De perversiones y otros demonios


LeoInstinto y razón expresados en grado superlativo se contrastan en escena para mostrar los extremos convulsos en que degeneran estos polos. Réquiem para dos pervertidos y una muñeca de trapo es una metáfora de la humanidad completa, atrapada en sus compulsivas obsesiones gracias a las cuales puede llenar el vacío, la soledad y el sinsentido de la existencia. Al mismo tiempo es una alegoría de la sociedad decadente, perdida en la orfandad de sus propios impulsos destructivos, entrampada en sus miserias y condenada a repetirlas hasta el infinito, como el absurdo castigo impuesto a Prometeo. Y en ese viaje circular y sin retorno no hay paliativos que detengan el proceso degenerativo al que nos condena la perversión del instinto y, principalmente, la perversión de la razón.
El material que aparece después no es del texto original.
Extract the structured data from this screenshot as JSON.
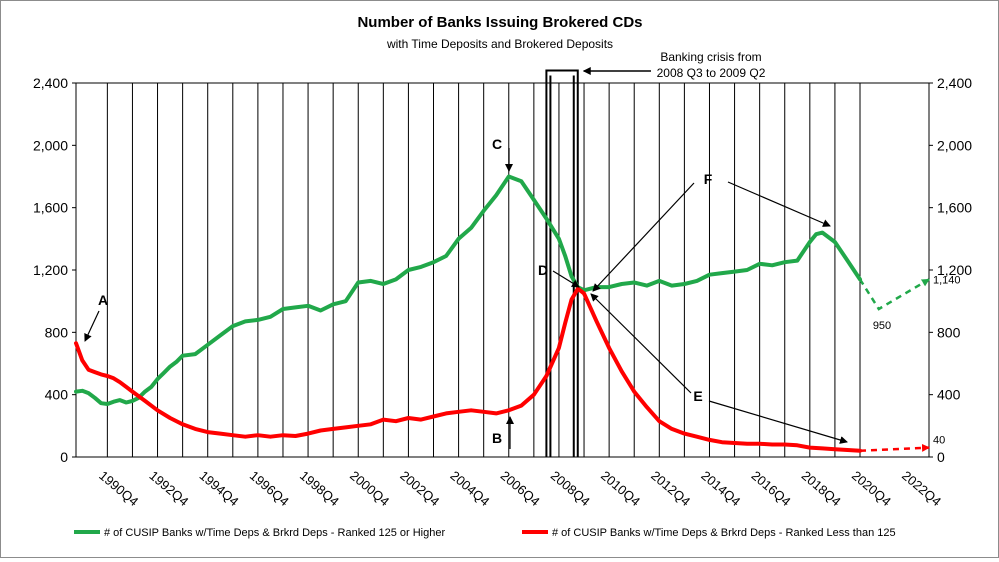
{
  "chart_data": {
    "type": "line",
    "title": "Number of Banks Issuing Brokered CDs",
    "subtitle": "with Time Deposits and Brokered Deposits",
    "ylim": [
      0,
      2400
    ],
    "yticks": [
      0,
      400,
      800,
      1200,
      1600,
      2000,
      2400
    ],
    "ytick_labels": [
      "0",
      "400",
      "800",
      "1,200",
      "1,600",
      "2,000",
      "2,400"
    ],
    "xlim": [
      1988.75,
      2022.75
    ],
    "x_tick_labels": [
      "1990Q4",
      "1992Q4",
      "1994Q4",
      "1996Q4",
      "1998Q4",
      "2000Q4",
      "2002Q4",
      "2004Q4",
      "2006Q4",
      "2008Q4",
      "2010Q4",
      "2012Q4",
      "2014Q4",
      "2016Q4",
      "2018Q4",
      "2020Q4",
      "2022Q4"
    ],
    "x_tick_values": [
      1990.75,
      1992.75,
      1994.75,
      1996.75,
      1998.75,
      2000.75,
      2002.75,
      2004.75,
      2006.75,
      2008.75,
      2010.75,
      2012.75,
      2014.75,
      2016.75,
      2018.75,
      2020.75,
      2022.75
    ],
    "gridlines_x": [
      1990,
      1991,
      1992,
      1993,
      1994,
      1995,
      1996,
      1997,
      1998,
      1999,
      2000,
      2001,
      2002,
      2003,
      2004,
      2005,
      2006,
      2007,
      2008,
      2009,
      2010,
      2011,
      2012,
      2013,
      2014,
      2015,
      2016,
      2017,
      2018,
      2019,
      2020
    ],
    "series": [
      {
        "name": "# of CUSIP Banks w/Time Deps & Brkrd Deps - Ranked 125 or Higher",
        "color": "#21a84a",
        "x": [
          1988.75,
          1989.0,
          1989.25,
          1989.5,
          1989.75,
          1990.0,
          1990.25,
          1990.5,
          1990.75,
          1991.0,
          1991.25,
          1991.5,
          1991.75,
          1992.0,
          1992.25,
          1992.5,
          1992.75,
          1993.0,
          1993.5,
          1994.0,
          1994.5,
          1995.0,
          1995.5,
          1996.0,
          1996.5,
          1997.0,
          1997.5,
          1998.0,
          1998.5,
          1999.0,
          1999.5,
          2000.0,
          2000.5,
          2001.0,
          2001.5,
          2002.0,
          2002.5,
          2003.0,
          2003.5,
          2004.0,
          2004.5,
          2005.0,
          2005.5,
          2006.0,
          2006.5,
          2007.0,
          2007.5,
          2008.0,
          2008.25,
          2008.5,
          2008.75,
          2009.0,
          2009.5,
          2010.0,
          2010.5,
          2011.0,
          2011.5,
          2012.0,
          2012.5,
          2013.0,
          2013.5,
          2014.0,
          2014.5,
          2015.0,
          2015.5,
          2016.0,
          2016.5,
          2017.0,
          2017.5,
          2018.0,
          2018.25,
          2018.5,
          2019.0,
          2019.5,
          2020.0
        ],
        "y": [
          420,
          425,
          410,
          380,
          345,
          340,
          355,
          365,
          350,
          360,
          380,
          420,
          450,
          500,
          540,
          580,
          610,
          650,
          660,
          720,
          780,
          840,
          870,
          880,
          900,
          950,
          960,
          970,
          940,
          980,
          1000,
          1120,
          1130,
          1110,
          1140,
          1200,
          1220,
          1250,
          1290,
          1400,
          1470,
          1580,
          1680,
          1800,
          1770,
          1650,
          1530,
          1400,
          1290,
          1160,
          1090,
          1070,
          1090,
          1090,
          1110,
          1120,
          1100,
          1130,
          1100,
          1110,
          1130,
          1170,
          1180,
          1190,
          1200,
          1240,
          1230,
          1250,
          1260,
          1380,
          1430,
          1440,
          1380,
          1260,
          1140
        ]
      },
      {
        "name": "# of CUSIP Banks w/Time Deps & Brkrd Deps -  Ranked Less than 125",
        "color": "#ff0000",
        "x": [
          1988.75,
          1989.0,
          1989.25,
          1989.5,
          1989.75,
          1990.0,
          1990.25,
          1990.5,
          1991.0,
          1991.5,
          1992.0,
          1992.5,
          1993.0,
          1993.5,
          1994.0,
          1994.5,
          1995.0,
          1995.5,
          1996.0,
          1996.5,
          1997.0,
          1997.5,
          1998.0,
          1998.5,
          1999.0,
          1999.5,
          2000.0,
          2000.5,
          2001.0,
          2001.5,
          2002.0,
          2002.5,
          2003.0,
          2003.5,
          2004.0,
          2004.5,
          2005.0,
          2005.5,
          2006.0,
          2006.5,
          2007.0,
          2007.5,
          2008.0,
          2008.25,
          2008.5,
          2008.75,
          2009.0,
          2009.5,
          2010.0,
          2010.5,
          2011.0,
          2011.5,
          2012.0,
          2012.5,
          2013.0,
          2013.5,
          2014.0,
          2014.5,
          2015.0,
          2015.5,
          2016.0,
          2016.5,
          2017.0,
          2017.5,
          2018.0,
          2018.5,
          2019.0,
          2019.5,
          2020.0
        ],
        "y": [
          730,
          620,
          560,
          545,
          530,
          520,
          505,
          480,
          420,
          360,
          300,
          250,
          210,
          180,
          160,
          150,
          140,
          130,
          140,
          130,
          140,
          135,
          150,
          170,
          180,
          190,
          200,
          210,
          240,
          230,
          250,
          240,
          260,
          280,
          290,
          300,
          290,
          280,
          300,
          330,
          400,
          520,
          700,
          860,
          1010,
          1080,
          1050,
          870,
          700,
          550,
          420,
          320,
          230,
          180,
          150,
          130,
          110,
          95,
          90,
          85,
          85,
          80,
          80,
          75,
          60,
          55,
          50,
          45,
          40
        ]
      }
    ],
    "projections": [
      {
        "color": "#21a84a",
        "x": [
          2020.0,
          2020.75,
          2022.75
        ],
        "y": [
          1140,
          950,
          1140
        ],
        "labels": [
          "950",
          "1,140"
        ]
      },
      {
        "color": "#ff0000",
        "x": [
          2020.0,
          2022.75
        ],
        "y": [
          40,
          60
        ],
        "labels": [
          "40"
        ]
      }
    ],
    "crisis": {
      "label_line1": "Banking crisis from",
      "label_line2": "2008 Q3 to 2009 Q2",
      "x_start": 2007.5,
      "x_end": 2008.75,
      "y_top": 2480
    },
    "annotations": [
      "A",
      "B",
      "C",
      "D",
      "E",
      "F"
    ],
    "legend_position": "bottom"
  }
}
Esta prolija puesta en escena es dirigida por Luiz Tuchán a partir de textos de Fando y Lys, del dramaturgo español Fernando Arrabal, y se presenta en temporada de miércoles y jueves en el teatro Dick Smith, del IGA. Además de ser un interesante ensayo sobre la perversión -entiéndase como tal a la transgresión del orden natural de las cosas- y un inquietante espejo que cuestiona nuestro libre albedrío, es también un discurso poético hecho teatro en el que cada uno de los elementos cobra un valor semiótico difícil de ver en otros montajes.

Bajo una concepción completamente minimalista, la ambientación evoca un lugar incierto, perdido quizá en los recovecos de la misma mente. El juego de luces y las sombras proyectadas en el ciclorama contribuyen a crear esa atmósfera de misterio y angustia que servirá de marco a los acontecimientos tragicómicos que irán desfilando alrededor de las casi dos horas que dura la puesta en escena. En este enrarecido ambiente se mueven los dos personajes solitarios: Fando, interpretado por Brayan Medina Vaines, deja bien claro desde la escena inicial de la masturbación que representa el mundo de los instintos; y Namito, encarnado por Tuchán, nos muestra el mundo de la razón desde que arriba por primera vez al escenario envuelto en su propia aurea de absurdas elucubraciones. Aunque al principio parece imposible que exista algún tipo de comunicación entre ambos personajes, dada sus enormes diferencias, van creando un puente a medida que van desarrollando su propio universo pervertido. Son precisamente sus respectivas perversiones ese punto de encuentro donde se ven identificados.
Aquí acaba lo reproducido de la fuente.